4.11     Gelet op het vorenstaande, komt het Centraal Tuchtcollege tot de conclusie dat de orthopedisch chirurg klager voldoende heeft voorgelicht over de aard en risico’s van de behandeling en de mogelijke alternatieven. Deze voorlichting was zonder meer voldoende om aan te nemen dat sprake was van een ‘informed consent’. Daarbij kan in dit geval in het midden worden gelaten of de behandeling met het Dynesys-systeem in 2009 een experimenteel karakter had. Hetgeen klager ter zake verder nog naar voren heeft gebracht leidt niet tot een ander oordeel.

Het Regionaal Tuchtcollege heeft derhalve ook klachtonderdeel 2 terecht ongegrond geacht.

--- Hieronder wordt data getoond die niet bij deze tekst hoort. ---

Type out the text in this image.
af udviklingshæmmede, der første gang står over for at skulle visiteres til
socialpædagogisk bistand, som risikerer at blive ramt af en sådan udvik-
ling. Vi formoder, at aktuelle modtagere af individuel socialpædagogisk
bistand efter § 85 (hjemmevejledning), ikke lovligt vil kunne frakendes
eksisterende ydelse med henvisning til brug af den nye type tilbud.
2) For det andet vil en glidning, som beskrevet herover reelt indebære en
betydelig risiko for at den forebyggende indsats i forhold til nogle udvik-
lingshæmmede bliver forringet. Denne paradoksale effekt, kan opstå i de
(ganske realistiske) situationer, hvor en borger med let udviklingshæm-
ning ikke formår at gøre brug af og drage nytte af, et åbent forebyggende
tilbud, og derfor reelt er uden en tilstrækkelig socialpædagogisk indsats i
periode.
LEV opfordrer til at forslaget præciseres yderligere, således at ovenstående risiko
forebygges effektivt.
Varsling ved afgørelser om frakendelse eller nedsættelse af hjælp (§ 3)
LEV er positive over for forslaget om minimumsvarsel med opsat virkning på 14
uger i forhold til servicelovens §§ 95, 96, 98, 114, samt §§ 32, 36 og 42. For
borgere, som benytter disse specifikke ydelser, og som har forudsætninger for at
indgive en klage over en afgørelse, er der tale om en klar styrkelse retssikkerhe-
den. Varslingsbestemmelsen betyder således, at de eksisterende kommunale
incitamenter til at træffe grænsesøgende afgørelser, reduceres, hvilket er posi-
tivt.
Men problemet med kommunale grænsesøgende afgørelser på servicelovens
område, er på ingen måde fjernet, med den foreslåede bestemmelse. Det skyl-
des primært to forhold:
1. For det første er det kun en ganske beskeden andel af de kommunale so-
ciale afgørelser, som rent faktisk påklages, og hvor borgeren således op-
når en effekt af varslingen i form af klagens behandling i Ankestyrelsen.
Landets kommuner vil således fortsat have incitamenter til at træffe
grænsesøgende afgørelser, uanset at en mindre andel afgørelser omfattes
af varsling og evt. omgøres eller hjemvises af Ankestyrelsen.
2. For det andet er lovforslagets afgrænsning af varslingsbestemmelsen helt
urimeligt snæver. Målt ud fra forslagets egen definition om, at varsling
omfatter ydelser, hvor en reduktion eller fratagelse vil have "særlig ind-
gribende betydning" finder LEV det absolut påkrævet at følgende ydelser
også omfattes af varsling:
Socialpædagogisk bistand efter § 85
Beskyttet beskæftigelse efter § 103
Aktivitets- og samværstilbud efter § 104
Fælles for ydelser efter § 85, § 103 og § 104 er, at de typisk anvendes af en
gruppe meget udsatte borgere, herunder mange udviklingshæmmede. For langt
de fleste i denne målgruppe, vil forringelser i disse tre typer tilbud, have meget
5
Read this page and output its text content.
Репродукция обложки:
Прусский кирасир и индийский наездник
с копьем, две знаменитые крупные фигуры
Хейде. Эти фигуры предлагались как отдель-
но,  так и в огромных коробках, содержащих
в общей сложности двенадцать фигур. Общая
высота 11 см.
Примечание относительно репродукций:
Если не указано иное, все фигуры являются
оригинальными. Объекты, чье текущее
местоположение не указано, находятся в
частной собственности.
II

Dit betekent dat het beroep moet worden verworpen.

5.         Beslissing

Het Centraal Tuchtcollege voor de Gezondheidszorg:

verwerpt het beroep.

Deze beslissing is gegeven door: A.D.R.M. Boumans, voorzitter, J.M.T. van der Hoeven-Oud en

Y. Buruma, leden-juristen en G.J. Clevers en W.J. Rijnberg, leden-beroepsgenoten en E.D. Boer, secretaris.

Uitgesproken ter openbare zitting van 14 februari 2019.

            Voorzitter   w.g.                                                        Secretaris   w.g.